Samanı yüzde 30 daha fazla
Yıldırım, Empire buğdayının sapının kalın, yapraklarının fazla olmasının, saman yönünden de büyük avantaj sağladığını belirtti.
“Şu anda ülkemizin yem açığının kapatılmasında saman önemli bir yer tutmakta.” ifadesini kullanan Yıldırım, şunları kaydetti:
“Bu bakımdan çiftçiye ekstra bir değer kazandırıyor. Standart çeşitlere göre samanının yüzde 30 fazla olduğunu tespit ettik. Bu da çiftçiler için gelir kaynağı sağlıyor. Bu çeşidin, ithalatı azaltacağını düşünüyoruz. Yüksek verim nedeniyle toplam verimimiz artacak ve ithalata ihtiyacımız kalmayacak.”

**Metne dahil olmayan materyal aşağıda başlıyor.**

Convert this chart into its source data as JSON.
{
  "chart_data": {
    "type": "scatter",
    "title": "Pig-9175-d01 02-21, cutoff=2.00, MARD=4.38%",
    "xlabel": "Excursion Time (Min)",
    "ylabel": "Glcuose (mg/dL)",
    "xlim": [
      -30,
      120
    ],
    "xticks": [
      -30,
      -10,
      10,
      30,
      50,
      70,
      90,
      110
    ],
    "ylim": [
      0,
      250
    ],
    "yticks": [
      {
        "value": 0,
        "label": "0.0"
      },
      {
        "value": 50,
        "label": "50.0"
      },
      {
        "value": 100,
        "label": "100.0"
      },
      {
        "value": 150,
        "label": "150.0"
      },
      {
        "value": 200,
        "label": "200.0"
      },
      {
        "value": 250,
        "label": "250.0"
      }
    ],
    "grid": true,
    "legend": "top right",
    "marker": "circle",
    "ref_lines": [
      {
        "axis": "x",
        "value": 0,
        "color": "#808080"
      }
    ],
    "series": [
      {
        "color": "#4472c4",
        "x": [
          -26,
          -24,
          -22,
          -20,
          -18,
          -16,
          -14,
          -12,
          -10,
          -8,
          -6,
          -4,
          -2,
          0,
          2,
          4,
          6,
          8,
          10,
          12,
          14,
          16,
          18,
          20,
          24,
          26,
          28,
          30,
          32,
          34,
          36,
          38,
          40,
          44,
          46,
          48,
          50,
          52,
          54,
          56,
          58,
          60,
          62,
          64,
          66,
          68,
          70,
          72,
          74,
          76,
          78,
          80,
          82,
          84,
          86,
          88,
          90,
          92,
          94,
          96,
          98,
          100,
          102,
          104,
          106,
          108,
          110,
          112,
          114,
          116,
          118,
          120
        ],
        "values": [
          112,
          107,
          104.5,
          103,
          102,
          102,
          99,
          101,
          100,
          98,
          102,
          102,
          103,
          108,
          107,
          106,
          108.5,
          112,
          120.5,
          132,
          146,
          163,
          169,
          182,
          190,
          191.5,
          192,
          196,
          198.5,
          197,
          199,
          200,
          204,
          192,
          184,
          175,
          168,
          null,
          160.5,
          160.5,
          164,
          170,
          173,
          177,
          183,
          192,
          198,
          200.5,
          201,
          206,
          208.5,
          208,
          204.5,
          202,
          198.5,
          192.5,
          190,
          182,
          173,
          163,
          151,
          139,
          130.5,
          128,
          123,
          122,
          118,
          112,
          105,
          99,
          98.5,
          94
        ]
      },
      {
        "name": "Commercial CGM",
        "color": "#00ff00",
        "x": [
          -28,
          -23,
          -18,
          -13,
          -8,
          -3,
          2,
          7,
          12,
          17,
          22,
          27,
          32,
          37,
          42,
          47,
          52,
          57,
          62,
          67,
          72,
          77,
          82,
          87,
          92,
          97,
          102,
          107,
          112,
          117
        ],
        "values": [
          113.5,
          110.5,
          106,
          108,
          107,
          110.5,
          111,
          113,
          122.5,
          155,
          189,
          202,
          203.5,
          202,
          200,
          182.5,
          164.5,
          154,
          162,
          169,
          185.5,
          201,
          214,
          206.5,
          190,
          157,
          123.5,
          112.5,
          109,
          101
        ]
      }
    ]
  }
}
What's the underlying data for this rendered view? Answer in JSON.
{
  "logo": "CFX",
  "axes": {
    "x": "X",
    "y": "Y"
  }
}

Dicle Teknokent Genel Müdürü Prof. Dr. Kemal Akkılıç ise yürüttükleri çalışmalarla bölgedeki firmaların bilim, teknoloji ve Ar-Ge alanında gelişimine katkıda bulunmak için çaba gösterdiklerini söyledi.
Firmanın bitki ıslahı konusunda da çalışmalar yaptığını belirten Akkılıç, “Firmanın ıslah etmiş olduğu, tescil aşamasında olan bu son Empire cinsi buğday çeşidi, bölgede ses getirdi.” şeklinde konuştu.